The global hunger crisis has been deepening for years but has accelerated due to the COVID-19 pandemic. The world faces a record level of hunger and food insecurity, with 43 nations facing famine or famine-like conditions — the most severe form of food insecurity where people have run out of food or gone days without eating.
Many of these hunger hot spots are places where conflict, drought, climate disasters, and economic instability have combined to put people at risk of a severe food emergency. These include Gaza, Sudan, and Haiti. In sub-Saharan Africa, which is home to most of the world’s hungry people, food insecurity has risen sharply since 2015.

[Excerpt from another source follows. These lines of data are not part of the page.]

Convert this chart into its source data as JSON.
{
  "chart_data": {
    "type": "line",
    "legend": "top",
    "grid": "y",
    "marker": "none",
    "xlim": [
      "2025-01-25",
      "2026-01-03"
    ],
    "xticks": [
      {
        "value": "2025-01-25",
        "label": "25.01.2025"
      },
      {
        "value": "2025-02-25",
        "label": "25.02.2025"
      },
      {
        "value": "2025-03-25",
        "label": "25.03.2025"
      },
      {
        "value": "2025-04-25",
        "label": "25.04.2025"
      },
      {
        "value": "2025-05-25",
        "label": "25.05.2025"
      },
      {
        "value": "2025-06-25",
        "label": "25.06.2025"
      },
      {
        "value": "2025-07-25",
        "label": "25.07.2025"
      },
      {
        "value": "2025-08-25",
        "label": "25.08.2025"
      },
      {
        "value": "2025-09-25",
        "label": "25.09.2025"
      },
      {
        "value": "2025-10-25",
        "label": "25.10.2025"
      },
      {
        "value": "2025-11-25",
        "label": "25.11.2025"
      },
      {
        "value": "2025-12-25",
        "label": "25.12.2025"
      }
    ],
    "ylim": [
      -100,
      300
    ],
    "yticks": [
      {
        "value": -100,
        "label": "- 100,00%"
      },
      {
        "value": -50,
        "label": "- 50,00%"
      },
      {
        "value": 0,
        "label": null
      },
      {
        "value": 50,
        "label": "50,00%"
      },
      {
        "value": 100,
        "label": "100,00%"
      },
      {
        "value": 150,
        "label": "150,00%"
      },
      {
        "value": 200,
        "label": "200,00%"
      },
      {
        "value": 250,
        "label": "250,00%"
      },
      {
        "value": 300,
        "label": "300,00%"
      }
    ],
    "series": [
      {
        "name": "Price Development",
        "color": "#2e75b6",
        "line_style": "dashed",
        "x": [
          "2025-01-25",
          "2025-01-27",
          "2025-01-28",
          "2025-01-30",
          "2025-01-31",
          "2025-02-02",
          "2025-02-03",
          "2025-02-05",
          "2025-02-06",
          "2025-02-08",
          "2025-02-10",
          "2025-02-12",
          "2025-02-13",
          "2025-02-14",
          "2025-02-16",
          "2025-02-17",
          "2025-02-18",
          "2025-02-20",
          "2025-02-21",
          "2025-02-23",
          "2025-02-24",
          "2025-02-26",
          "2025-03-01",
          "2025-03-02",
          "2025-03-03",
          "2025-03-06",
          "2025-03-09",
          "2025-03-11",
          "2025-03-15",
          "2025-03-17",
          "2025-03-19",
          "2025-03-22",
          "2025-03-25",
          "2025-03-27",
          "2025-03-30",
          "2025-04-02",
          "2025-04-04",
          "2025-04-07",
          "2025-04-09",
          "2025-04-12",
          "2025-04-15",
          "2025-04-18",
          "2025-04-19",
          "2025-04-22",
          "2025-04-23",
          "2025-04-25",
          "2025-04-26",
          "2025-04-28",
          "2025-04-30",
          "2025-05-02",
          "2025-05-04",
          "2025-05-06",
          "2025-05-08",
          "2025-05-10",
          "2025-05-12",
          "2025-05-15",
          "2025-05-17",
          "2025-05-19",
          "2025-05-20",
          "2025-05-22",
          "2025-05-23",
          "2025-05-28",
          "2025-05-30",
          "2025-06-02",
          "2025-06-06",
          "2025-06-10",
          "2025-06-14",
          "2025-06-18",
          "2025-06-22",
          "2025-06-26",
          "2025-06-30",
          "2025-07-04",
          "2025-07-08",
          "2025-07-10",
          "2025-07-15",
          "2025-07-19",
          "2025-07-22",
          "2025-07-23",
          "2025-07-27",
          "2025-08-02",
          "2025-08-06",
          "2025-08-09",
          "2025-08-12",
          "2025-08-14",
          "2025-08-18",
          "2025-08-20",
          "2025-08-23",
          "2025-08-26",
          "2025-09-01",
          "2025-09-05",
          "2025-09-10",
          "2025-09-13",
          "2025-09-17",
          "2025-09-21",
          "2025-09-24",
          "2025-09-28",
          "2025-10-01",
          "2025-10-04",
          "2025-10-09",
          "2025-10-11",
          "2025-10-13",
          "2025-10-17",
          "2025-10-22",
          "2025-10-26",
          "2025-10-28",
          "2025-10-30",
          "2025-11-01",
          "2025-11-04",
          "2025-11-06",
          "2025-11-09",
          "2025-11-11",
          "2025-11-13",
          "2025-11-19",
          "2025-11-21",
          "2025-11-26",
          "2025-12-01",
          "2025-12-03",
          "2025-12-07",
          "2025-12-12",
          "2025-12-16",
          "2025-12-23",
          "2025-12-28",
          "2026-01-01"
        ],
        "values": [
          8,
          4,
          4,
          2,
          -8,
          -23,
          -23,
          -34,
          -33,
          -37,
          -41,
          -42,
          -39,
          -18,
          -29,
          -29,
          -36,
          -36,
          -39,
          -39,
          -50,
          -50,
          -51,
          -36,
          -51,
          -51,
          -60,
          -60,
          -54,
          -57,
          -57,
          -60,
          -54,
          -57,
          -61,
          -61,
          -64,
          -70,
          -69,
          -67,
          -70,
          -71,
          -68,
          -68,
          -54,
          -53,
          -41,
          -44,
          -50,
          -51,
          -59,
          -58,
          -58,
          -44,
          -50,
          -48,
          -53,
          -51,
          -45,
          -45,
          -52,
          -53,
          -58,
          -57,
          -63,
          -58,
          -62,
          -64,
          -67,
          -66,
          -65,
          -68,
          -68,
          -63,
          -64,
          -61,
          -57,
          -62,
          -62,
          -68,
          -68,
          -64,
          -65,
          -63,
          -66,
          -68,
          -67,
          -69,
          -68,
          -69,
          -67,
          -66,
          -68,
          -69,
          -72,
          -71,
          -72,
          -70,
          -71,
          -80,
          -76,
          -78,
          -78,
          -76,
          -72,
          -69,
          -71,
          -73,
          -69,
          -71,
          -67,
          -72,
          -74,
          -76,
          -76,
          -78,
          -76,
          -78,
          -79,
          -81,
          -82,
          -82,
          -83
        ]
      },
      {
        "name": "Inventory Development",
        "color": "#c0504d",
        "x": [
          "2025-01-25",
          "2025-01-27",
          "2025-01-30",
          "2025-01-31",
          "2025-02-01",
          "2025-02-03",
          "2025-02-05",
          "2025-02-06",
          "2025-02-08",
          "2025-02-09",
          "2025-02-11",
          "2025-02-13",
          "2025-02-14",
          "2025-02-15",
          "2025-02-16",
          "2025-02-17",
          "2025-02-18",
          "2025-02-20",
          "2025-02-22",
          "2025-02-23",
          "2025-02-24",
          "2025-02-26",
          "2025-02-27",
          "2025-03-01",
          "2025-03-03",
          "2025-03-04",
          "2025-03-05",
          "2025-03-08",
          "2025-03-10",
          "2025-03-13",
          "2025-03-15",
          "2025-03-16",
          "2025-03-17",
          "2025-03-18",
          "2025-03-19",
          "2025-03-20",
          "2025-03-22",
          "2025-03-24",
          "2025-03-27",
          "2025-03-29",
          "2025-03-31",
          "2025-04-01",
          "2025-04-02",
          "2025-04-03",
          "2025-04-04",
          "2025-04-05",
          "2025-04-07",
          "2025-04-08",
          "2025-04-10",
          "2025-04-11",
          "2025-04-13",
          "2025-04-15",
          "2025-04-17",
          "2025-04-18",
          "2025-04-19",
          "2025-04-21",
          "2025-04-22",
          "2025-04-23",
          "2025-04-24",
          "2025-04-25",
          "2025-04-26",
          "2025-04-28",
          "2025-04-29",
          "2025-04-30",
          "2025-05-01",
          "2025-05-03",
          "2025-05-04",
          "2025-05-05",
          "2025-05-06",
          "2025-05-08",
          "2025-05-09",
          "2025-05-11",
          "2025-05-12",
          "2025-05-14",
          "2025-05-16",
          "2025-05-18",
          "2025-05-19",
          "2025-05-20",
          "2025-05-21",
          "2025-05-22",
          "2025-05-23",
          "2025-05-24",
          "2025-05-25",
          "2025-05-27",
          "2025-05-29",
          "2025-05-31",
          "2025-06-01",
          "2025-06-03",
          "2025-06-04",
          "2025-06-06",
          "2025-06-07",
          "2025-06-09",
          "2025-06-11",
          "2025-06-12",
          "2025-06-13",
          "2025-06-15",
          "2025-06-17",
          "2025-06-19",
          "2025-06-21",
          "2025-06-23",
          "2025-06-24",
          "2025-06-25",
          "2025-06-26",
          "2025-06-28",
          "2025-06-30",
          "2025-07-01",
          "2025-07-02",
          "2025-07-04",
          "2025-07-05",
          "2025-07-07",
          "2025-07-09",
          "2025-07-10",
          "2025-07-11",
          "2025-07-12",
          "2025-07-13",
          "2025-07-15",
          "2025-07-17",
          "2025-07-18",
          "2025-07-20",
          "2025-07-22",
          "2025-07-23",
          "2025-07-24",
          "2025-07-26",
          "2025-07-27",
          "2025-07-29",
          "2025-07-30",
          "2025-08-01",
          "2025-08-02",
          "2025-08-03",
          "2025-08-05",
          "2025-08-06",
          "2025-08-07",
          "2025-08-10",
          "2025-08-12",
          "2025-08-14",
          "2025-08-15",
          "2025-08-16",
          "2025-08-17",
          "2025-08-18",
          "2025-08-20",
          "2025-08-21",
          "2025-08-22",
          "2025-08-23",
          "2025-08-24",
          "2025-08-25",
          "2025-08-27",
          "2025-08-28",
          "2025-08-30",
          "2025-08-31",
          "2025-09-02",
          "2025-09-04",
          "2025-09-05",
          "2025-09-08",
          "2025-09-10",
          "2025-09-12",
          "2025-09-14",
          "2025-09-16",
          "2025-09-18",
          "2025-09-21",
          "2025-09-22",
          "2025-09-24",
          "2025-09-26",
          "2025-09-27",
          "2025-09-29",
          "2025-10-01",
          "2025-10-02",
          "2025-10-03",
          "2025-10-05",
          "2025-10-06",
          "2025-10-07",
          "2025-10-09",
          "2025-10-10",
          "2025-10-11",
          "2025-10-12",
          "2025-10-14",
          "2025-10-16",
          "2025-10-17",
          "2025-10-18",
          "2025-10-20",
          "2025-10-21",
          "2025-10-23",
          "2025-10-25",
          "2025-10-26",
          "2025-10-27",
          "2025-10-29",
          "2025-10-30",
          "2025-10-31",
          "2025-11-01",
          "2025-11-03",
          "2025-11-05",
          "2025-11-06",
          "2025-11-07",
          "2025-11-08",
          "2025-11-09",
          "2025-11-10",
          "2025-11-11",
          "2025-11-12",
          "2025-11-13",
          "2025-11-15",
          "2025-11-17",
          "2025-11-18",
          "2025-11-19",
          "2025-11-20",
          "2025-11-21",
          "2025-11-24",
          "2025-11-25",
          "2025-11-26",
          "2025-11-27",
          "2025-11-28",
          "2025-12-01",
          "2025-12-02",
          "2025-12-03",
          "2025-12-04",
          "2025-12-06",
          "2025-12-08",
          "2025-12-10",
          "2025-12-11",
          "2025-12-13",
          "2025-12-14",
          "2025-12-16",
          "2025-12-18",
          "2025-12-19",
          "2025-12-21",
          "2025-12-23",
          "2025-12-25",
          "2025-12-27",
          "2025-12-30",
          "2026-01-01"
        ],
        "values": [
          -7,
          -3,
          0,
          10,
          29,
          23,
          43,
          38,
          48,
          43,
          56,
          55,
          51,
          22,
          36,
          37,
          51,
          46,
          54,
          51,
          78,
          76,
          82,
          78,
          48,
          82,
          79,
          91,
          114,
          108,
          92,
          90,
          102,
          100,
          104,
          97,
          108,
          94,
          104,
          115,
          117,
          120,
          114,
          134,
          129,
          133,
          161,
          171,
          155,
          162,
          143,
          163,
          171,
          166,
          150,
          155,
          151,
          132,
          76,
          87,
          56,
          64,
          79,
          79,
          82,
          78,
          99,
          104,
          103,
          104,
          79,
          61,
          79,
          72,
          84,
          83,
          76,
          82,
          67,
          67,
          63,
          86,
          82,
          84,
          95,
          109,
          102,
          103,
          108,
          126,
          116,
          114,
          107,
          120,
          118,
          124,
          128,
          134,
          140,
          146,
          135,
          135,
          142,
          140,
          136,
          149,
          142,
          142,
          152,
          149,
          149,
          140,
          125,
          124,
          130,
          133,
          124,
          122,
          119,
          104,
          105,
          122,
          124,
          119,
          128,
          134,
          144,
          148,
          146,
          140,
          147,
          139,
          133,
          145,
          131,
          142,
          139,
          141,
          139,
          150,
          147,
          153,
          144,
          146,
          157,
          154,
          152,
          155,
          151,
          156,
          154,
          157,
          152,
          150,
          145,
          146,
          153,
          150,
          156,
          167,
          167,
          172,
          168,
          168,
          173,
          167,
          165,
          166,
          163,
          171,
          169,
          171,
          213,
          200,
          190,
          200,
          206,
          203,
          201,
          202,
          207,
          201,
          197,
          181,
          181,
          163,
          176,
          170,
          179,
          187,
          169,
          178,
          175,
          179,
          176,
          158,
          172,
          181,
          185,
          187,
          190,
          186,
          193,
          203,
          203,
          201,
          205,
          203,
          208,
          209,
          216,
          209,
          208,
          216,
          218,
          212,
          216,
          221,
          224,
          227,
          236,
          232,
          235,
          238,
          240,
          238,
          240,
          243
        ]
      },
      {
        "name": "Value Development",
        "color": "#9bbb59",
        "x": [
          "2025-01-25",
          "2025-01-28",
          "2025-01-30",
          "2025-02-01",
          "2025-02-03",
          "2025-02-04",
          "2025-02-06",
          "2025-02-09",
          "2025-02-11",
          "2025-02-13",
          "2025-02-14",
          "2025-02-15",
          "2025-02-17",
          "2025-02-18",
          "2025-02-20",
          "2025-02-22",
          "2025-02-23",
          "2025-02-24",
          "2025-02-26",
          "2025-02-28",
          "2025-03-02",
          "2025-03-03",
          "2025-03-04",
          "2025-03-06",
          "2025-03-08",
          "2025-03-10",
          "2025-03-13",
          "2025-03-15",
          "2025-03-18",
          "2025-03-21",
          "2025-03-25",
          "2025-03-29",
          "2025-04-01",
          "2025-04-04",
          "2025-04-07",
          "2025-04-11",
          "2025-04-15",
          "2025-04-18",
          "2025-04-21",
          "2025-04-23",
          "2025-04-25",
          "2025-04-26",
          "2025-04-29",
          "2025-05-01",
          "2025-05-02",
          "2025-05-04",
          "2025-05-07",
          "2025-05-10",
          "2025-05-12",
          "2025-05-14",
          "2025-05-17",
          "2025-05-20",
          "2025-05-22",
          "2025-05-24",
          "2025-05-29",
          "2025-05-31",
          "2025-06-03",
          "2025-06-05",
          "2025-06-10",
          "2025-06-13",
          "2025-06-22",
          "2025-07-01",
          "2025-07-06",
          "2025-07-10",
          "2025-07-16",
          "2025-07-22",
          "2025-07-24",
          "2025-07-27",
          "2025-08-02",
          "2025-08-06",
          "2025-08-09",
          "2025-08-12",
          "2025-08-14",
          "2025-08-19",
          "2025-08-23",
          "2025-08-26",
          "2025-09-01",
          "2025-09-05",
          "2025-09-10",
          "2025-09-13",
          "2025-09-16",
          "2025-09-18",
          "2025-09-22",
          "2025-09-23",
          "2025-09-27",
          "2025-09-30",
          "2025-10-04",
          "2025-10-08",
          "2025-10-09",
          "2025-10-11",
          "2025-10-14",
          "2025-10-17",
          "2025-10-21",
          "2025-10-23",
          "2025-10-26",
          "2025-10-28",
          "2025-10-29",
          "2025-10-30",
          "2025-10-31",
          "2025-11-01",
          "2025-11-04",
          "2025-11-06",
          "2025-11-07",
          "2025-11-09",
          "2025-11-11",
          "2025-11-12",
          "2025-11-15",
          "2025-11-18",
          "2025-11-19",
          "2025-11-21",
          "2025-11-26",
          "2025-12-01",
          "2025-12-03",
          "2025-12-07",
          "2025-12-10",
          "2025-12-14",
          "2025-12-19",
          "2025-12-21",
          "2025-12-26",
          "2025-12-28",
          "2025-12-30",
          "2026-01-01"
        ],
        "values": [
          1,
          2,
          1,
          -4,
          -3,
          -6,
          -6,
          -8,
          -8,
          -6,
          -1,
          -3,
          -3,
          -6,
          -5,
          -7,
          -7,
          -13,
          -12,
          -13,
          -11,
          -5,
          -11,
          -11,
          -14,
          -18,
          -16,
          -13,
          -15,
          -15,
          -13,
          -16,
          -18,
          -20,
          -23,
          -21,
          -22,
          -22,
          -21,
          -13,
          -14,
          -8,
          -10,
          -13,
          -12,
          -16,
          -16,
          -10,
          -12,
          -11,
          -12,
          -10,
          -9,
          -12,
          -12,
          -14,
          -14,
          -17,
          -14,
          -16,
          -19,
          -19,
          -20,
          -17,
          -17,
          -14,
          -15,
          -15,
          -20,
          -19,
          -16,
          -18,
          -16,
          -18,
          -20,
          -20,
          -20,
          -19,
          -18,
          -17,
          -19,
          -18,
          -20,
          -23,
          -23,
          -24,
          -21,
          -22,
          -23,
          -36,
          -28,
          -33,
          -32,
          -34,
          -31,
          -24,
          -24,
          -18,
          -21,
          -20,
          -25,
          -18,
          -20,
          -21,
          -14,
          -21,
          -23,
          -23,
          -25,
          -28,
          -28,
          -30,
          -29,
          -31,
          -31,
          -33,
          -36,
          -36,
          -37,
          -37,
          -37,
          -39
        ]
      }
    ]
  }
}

While some progress has been made in some regions—including Asia and Latin America—the overall trend is worrying. Unless governments, donors, and other partners take urgent action, the global situation will worsen even further in 2020.
Hunger is a leading cause of malnutrition, stunted growth, and other health problems. But it can also devastate communities and drive broader political and social unrest, as seen recently in protests against price increases in Lebanon and Chile, for example. A lack of food can lead to chronic shortages that are difficult to manage or even impossible to recover from.
That’s why the world needs more than just food aid. It needs to invest in longer-term food system reforms, which can provide both nutritious meals and economic opportunity for millions of the world’s most vulnerable people. It must ensure safe and unrestricted access for food aid to be delivered across borders and into war zones and fragile states where food is most needed. It must address the root causes of hunger by investing in peace and development alongside agriculture, nutrition, and climate change efforts.
These challenges are not insurmountable, but they will require leaders to work with urgency and commitment to avoid the catastrophic consequences of a more profound, longer-lasting global hunger crisis. The international community must step up to reduce the risk of a catastrophic hunger catastrophe that could threaten to unravel decades of progress in global health, poverty reduction, and human rights. It must also take decisive steps to prevent the worst consequences of climate change.